Luftschloss

Schwimmendes Besucherzentrum
Machbarkeitsstudie 2011
in Zusammenarbeit mit Ramboll UK und Transsolar

Das schwimmende Besucherzentrum [Luftschloss] ist ein Objekt, das mit seiner natürlichen, weichen Formensprache ein markantes und einprägsames Gebilde darstellt. Durch seine außergewöhnliche, aus der Natur abgeleitete Form und seine innovativen, zukunftsweisenden Inhalte, wird mit dem Ausstellungsobjekt eine nachhaltige corporate identity erzeugt. Gestalterisch fügt es sich sowohl in einen naturräumlichen Landschaftsraum, als auch in einen städtischen Kontext harmonisch ein.
Die Anatomie des [Luftschloss] ist in Analogie zu maritimen natürlichen Zell- und Raumstrukturen entwickelt und von diesen abgeleitet. Einem Riesenkraken gleich entsteigt es dem Wasser. Mit seiner außergewöhnlichen Form und seinen leuchtenden Saugnäpfen lockt es „Neugierige“ an und verschlingt sie mit Haut und Haar. Alle, die dem Krakenleib wieder entkommen, denken Zeit ihres Lebens an dieses spektakuläre Erlebnis zurück.

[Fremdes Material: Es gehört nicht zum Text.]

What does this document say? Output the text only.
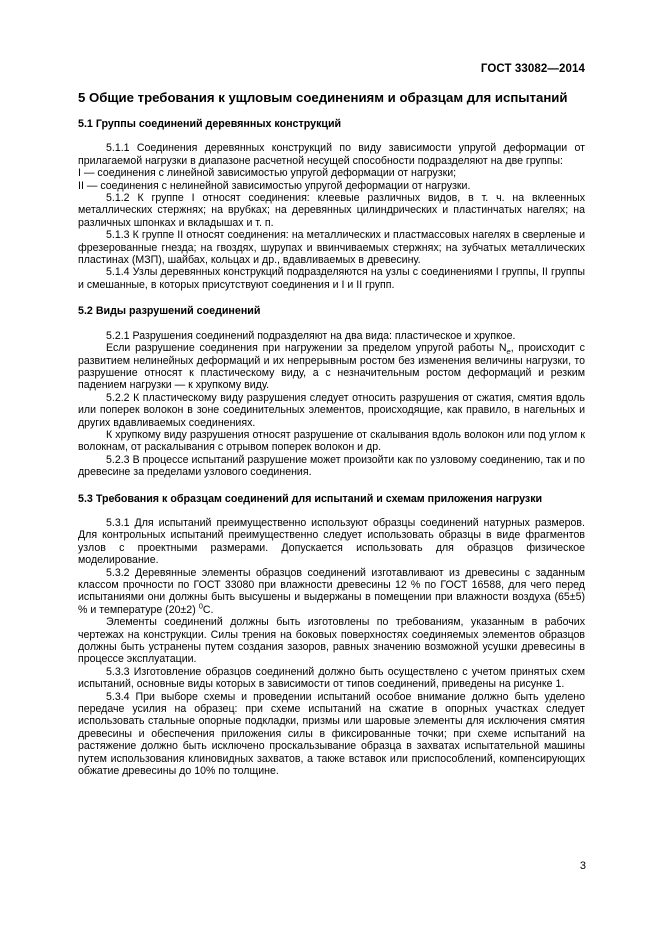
ГОСТ 33082—2014
5 Общие требования к ущловым соединениям и образцам для испытаний
5.1 Группы соединений деревянных конструкций

5.1.1 Соединения деревянных конструкций по виду зависимости упругой деформации от прилагаемой нагрузки в диапазоне расчетной несущей способности подразделяют на две группы:

I — соединения с линейной зависимостью упругой деформации от нагрузки;

II — соединения с нелинейной зависимостью упругой деформации от нагрузки.

5.1.2 К группе I относят соединения: клеевые различных видов, в т. ч. на вклеенных металлических стержнях; на врубках; на деревянных цилиндрических и пластинчатых нагелях; на различных шпонках и вкладышах и т. п.

5.1.3 К группе II относят соединения: на металлических и пластмассовых нагелях в сверленые и фрезерованные гнезда; на гвоздях, шурупах и ввинчиваемых стержнях; на зубчатых металлических пластинах (МЗП), шайбах, кольцах и др., вдавливаемых в древесину.

5.1.4 Узлы деревянных конструкций подразделяются на узлы с соединениями I группы, II группы и смешанные, в которых присутствуют соединения и I и II групп.

5.2 Виды разрушений соединений

5.2.1 Разрушения соединений подразделяют на два вида: пластическое и хрупкое.

Если разрушение соединения при нагружении за пределом упругой работы $N_e$, происходит с развитием нелинейных деформаций и их непрерывным ростом без изменения величины нагрузки, то разрушение относят к пластическому виду, а с незначительным ростом деформаций и резким падением нагрузки — к хрупкому виду.

5.2.2 К пластическому виду разрушения следует относить разрушения от сжатия, смятия вдоль или поперек волокон в зоне соединительных элементов, происходящие, как правило, в нагельных и других вдавливаемых соединениях.

К хрупкому виду разрушения относят разрушение от скалывания вдоль волокон или под углом к волокнам, от раскалывания с отрывом поперек волокон и др.

5.2.3 В процессе испытаний разрушение может произойти как по узловому соединению, так и по древесине за пределами узлового соединения.

5.3 Требования к образцам соединений для испытаний и схемам приложения нагрузки

5.3.1 Для испытаний преимущественно используют образцы соединений натурных размеров. Для контрольных испытаний преимущественно следует использовать образцы в виде фрагментов узлов с проектными размерами. Допускается использовать для образцов физическое моделирование.

5.3.2 Деревянные элементы образцов соединений изготавливают из древесины с заданным классом прочности по ГОСТ 33080 при влажности древесины 12 % по ГОСТ 16588, для чего перед испытаниями они должны быть высушены и выдержаны в помещении при влажности воздуха (65±5) % и температуре (20±2) $^0$С.

Элементы соединений должны быть изготовлены по требованиям, указанным в рабочих чертежах на конструкции. Силы трения на боковых поверхностях соединяемых элементов образцов должны быть устранены путем создания зазоров, равных значению возможной усушки древесины в процессе эксплуатации.

5.3.3 Изготовление образцов соединений должно быть осуществлено с учетом принятых схем испытаний, основные виды которых в зависимости от типов соединений, приведены на рисунке 1.

5.3.4 При выборе схемы и проведении испытаний особое внимание должно быть уделено передаче усилия на образец: при схеме испытаний на сжатие в опорных участках следует использовать стальные опорные подкладки, призмы или шаровые элементы для исключения смятия древесины и обеспечения приложения силы в фиксированные точки; при схеме испытаний на растяжение должно быть исключено проскальзывание образца в захватах испытательной машины путем использования клиновидных захватов, а также вставок или приспособлений, компенсирующих обжатие древесины до 10% по толщине.

3
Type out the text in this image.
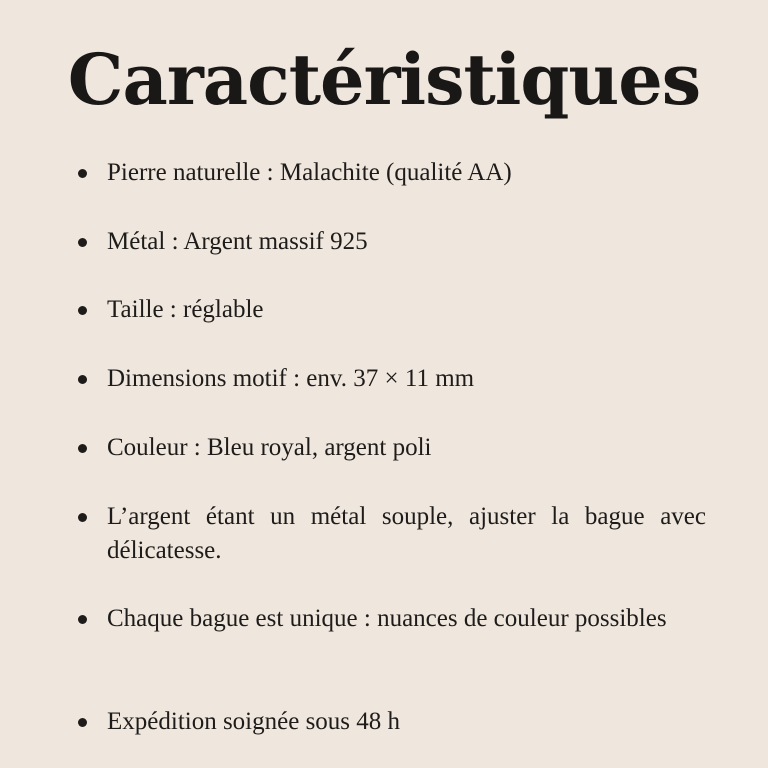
Caractéristiques
Pierre naturelle : Malachite (qualité AA)
Métal : Argent massif 925
Taille : réglable
Dimensions motif : env. 37 × 11 mm
Couleur : Bleu royal, argent poli
L’argent étant un métal souple, ajuster la bague avec délicatesse.
Chaque bague est unique : nuances de couleur possibles
Expédition soignée sous 48 h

Das Luftschloss besteht aus drei Bauteilen. Dem Schwimmponton, dem aufgesetzten Ausstellungsrundgang, sowie der umhüllenden pneumatischen 3-schaligen Fassadenhaut. Trotz der geometrisch eingeschränkten Grundabmessungen gelingt es durch die flexible, aufblasbare Hülle, einen großzügigen, architektonischen Innenraum zu erzeugen, der den Besuchern ein spannendes Raumerlebnis bietet. Der Rundgang selbst ist einer Möbius-Kurve nachempfunden, die eine räumliche Endlosschleife darstellt und somit den ewigen Kreislauf der Natur vom „Entstehen und Vergehen“ widerspiegelt.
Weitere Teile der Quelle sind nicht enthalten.